Ten days later (21 Aug.) the Committee of the Militia of the city declared
its intention of sending a force under the command of Essex to assist in
raising the siege of Gloucester, and at once ordered every shop to be
closed and all business suspended until Gloucester should be relieved. The
regiments to be sent were to be chosen by lot. These consisted of two
regiments of the trained bands, two of the auxiliaries, and a regiment of
horse; and with them were despatched eleven pieces of cannon and three
"drakes."(618)
(M280)
After reviewing his forces on Hounslow Heath in the presence of a large
number of members of both Houses, Essex set out on his march (26 Aug.).
The troops suffered great privation from lack of food and water by the
way. "Such straits and hardships," wrote a sergeant in one of the London
regiments, "our citizens formerly knew not; yet the Lord that called us to
do the work enabled us to undergo such hardships as He brought us
to."(619) By the 5th September every obstacle had been overcome and Essex
appeared before Gloucester, only to see, however, the blazing huts of the
royalist army already in full retreat. Three days later he entered the
city amid the enthusiastic rejoicings of the inhabitants, who, but for his
timely arrival, would have been at the mercy of the enemy. The relief of
Gloucester, to which the Londoners contributed so much, "proved to be the
turning point of the war."(620)
(M281)
If the Londoners fairly claimed some credit for the part they had taken
towards the relief of Gloucester, still more credit was due to them for
the bold stand they made a fortnight later (20 Sept.), at Newbury, against
repeated charges of Rupert's far-famed cavalry. Again and again did
Rupert's horse dash down upon the serried pikes of the London trained
bands, but never once did it succeed in breaking their ranks, whilst many
a royalist saddle was emptied by the city's musketeers, whose training in
the Artillery Garden and Finsbury Fields now served them in good stead.

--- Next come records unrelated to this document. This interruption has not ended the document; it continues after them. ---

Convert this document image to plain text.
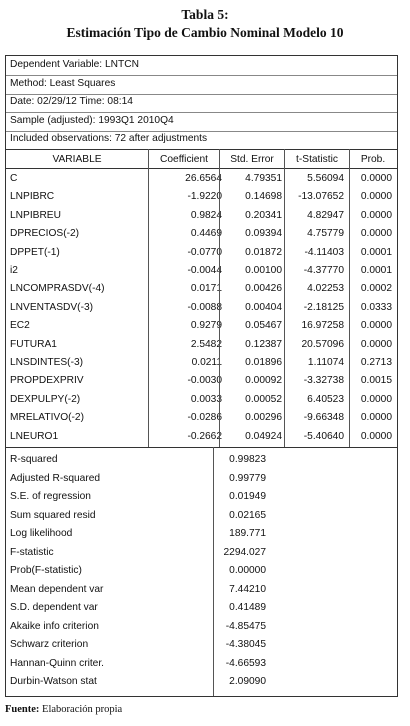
Tabla 5:
Estimación Tipo de Cambio Nominal Modelo 10
Dependent Variable: LNTCN
Method: Least Squares
Date: 02/29/12 Time: 08:14
Sample (adjusted): 1993Q1 2010Q4
Included observations: 72 after adjustments
VARIABLE	Coefficient	Std. Error	t-Statistic	Prob.
C	26.6564	4.79351	5.56094	0.0000
LNPIBRC	-1.9220	0.14698	-13.07652	0.0000
LNPIBREU	0.9824	0.20341	4.82947	0.0000
DPRECIOS(-2)	0.4469	0.09394	4.75779	0.0000
DPPET(-1)	-0.0770	0.01872	-4.11403	0.0001
i2	-0.0044	0.00100	-4.37770	0.0001
LNCOMPRASDV(-4)	0.0171	0.00426	4.02253	0.0002
LNVENTASDV(-3)	-0.0088	0.00404	-2.18125	0.0333
EC2	0.9279	0.05467	16.97258	0.0000
FUTURA1	2.5482	0.12387	20.57096	0.0000
LNSDINTES(-3)	0.0211	0.01896	1.11074	0.2713
PROPDEXPRIV	-0.0030	0.00092	-3.32738	0.0015
DEXPULPY(-2)	0.0033	0.00052	6.40523	0.0000
MRELATIVO(-2)	-0.0286	0.00296	-9.66348	0.0000
LNEURO1	-0.2662	0.04924	-5.40640	0.0000
R-squared	0.99823
Adjusted R-squared	0.99779
S.E. of regression	0.01949
Sum squared resid	0.02165
Log likelihood	189.771
F-statistic	2294.027
Prob(F-statistic)	0.00000
Mean dependent var	7.44210
S.D. dependent var	0.41489
Akaike info criterion	-4.85475
Schwarz criterion	-4.38045
Hannan-Quinn criter.	-4.66593
Durbin-Watson stat	2.09090
Fuente: Elaboración propia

Whilst the enemy's cannon was committing fearful havoc in the ranks of the
Londoners they still stood their ground "like so many stakes," and drew
admiration even from their enemies for their display of courage. "They
behaved themselves to wonder," writes the royalist historian of the civil
war, and "were, in truth, the preservation of that army that day."(621)
Notwithstanding, however, all their efforts, the day was undecided.